🤖 AI Summary
This work addresses the limitation of existing large language models in simulating community governance, which typically rely solely on coarse-grained demographic data and thus fail to authentically capture residents’ nuanced perspectives. To overcome this, the study introduces a high-fidelity simulation dataset constructed from in-depth life-history narratives of 92 real residents. It further proposes curriculum-LoRA, a personalized fine-tuning algorithm that integrates curriculum learning with parameter-efficient LoRA adaptation and multi-strategy prompt engineering. The method achieves comparable or superior simulation fidelity to the strongest baseline while reducing per-inference cost to approximately one-tenth. Across all evaluated configurations, curriculum-LoRA demonstrates Pareto dominance over existing approaches and has been successfully integrated into a closed-loop policy evaluation system.
📝 Abstract
Effective community governance hinges on understanding what specific residents think and need.

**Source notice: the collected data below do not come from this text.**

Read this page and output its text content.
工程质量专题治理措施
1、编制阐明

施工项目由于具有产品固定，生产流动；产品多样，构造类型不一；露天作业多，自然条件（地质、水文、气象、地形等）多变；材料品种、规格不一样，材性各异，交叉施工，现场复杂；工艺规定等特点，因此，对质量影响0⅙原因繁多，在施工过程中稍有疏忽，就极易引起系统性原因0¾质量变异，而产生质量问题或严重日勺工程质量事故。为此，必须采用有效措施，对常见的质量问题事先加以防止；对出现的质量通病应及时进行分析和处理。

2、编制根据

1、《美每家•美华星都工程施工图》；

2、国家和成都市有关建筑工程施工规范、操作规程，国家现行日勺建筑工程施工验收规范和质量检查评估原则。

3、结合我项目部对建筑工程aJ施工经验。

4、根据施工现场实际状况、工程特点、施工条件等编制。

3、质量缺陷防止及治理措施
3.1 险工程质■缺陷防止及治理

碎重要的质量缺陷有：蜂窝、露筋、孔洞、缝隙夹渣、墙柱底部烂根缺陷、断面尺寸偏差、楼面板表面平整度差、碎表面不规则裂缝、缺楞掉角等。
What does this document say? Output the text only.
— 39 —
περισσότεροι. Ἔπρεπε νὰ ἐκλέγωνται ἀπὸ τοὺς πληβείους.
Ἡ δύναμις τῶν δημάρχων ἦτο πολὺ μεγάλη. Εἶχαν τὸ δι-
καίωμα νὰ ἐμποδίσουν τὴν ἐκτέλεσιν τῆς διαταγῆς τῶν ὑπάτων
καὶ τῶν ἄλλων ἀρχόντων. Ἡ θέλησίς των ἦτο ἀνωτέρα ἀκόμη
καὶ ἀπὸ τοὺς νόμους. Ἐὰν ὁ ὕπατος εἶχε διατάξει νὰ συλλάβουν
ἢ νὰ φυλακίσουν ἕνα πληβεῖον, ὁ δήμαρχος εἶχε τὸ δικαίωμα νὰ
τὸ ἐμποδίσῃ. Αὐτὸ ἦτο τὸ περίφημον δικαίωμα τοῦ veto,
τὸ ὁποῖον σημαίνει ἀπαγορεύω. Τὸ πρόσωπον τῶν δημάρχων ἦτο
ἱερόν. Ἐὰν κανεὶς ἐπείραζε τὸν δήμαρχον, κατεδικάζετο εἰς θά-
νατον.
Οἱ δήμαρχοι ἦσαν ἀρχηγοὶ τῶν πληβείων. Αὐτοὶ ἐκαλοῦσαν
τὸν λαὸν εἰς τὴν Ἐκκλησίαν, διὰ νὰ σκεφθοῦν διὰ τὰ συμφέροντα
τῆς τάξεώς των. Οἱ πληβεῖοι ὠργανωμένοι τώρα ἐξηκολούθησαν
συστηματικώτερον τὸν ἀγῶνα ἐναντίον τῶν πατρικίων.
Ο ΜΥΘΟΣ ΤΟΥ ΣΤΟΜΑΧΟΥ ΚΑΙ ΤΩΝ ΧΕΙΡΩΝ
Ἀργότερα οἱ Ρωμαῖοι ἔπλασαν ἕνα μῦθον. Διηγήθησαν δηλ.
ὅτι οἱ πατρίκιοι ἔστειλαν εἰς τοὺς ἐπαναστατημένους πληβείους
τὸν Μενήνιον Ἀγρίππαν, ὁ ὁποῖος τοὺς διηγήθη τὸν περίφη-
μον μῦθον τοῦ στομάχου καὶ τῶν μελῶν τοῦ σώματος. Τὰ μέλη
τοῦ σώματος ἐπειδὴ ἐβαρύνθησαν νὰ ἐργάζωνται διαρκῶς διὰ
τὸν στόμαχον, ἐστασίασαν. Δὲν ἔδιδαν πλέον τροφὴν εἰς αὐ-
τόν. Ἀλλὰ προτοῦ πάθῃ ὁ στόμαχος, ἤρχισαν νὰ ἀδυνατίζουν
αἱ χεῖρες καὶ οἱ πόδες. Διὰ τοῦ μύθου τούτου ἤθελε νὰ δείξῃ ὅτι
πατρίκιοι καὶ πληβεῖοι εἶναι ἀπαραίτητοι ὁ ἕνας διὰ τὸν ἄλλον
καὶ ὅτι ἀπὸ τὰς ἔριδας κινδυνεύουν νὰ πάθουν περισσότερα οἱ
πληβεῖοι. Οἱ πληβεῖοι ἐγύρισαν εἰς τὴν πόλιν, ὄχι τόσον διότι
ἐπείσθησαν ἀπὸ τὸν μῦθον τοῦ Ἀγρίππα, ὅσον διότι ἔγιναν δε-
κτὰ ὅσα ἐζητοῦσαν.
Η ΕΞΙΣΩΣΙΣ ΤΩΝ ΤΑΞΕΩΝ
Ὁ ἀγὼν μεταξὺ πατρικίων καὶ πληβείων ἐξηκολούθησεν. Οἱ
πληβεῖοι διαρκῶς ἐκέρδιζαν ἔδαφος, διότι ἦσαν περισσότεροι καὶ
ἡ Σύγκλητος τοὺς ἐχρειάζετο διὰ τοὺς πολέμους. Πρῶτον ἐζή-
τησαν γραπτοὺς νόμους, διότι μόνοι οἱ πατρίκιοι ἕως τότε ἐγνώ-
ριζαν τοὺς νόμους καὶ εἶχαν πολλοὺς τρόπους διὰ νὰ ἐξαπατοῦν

Recent work has used large language models (LLMs) to simulate human respondents, offering a scalable, reproducible way to study human attitudes and behaviors at low cost. However, these studies typically prompt the model with just a few demographic variables (age, gender, income), simulating only general role types. This is insufficient for community governance, where decisions depend on the views of specific residents. We bridge this gap with an integrated research framework covering dataset, benchmark, algorithm, and system. The dataset comprises approximately 1.2 million characters of first-person narrative collected through two-hour semi-structured interviews with each of 92 residents in an urban community, organized around nine community-governance domains. The benchmark probes 18 mainstream LLMs across four prompting strategies and shows that adding rich life-history profiles meaningfully raises fidelity above the no-profile baseline, but this gain comes with more input tokens per call from the longer prompts they require. The algorithm, curriculum-LoRA, is a parameter-efficient personalization framework that, by closing this fidelity-cost gap, matches the strongest baseline's fidelity at roughly 10x lower per-call cost and Pareto-dominates every configuration tested. The system integrates curriculum-LoRA into a closed-loop policy-evaluation pipeline. Together, these results bring individual-level LLM-based resident simulation within reach of resource-constrained local administrations, enabling community-governance decisions to be systematically pre-evaluated in silico before real-world deployment.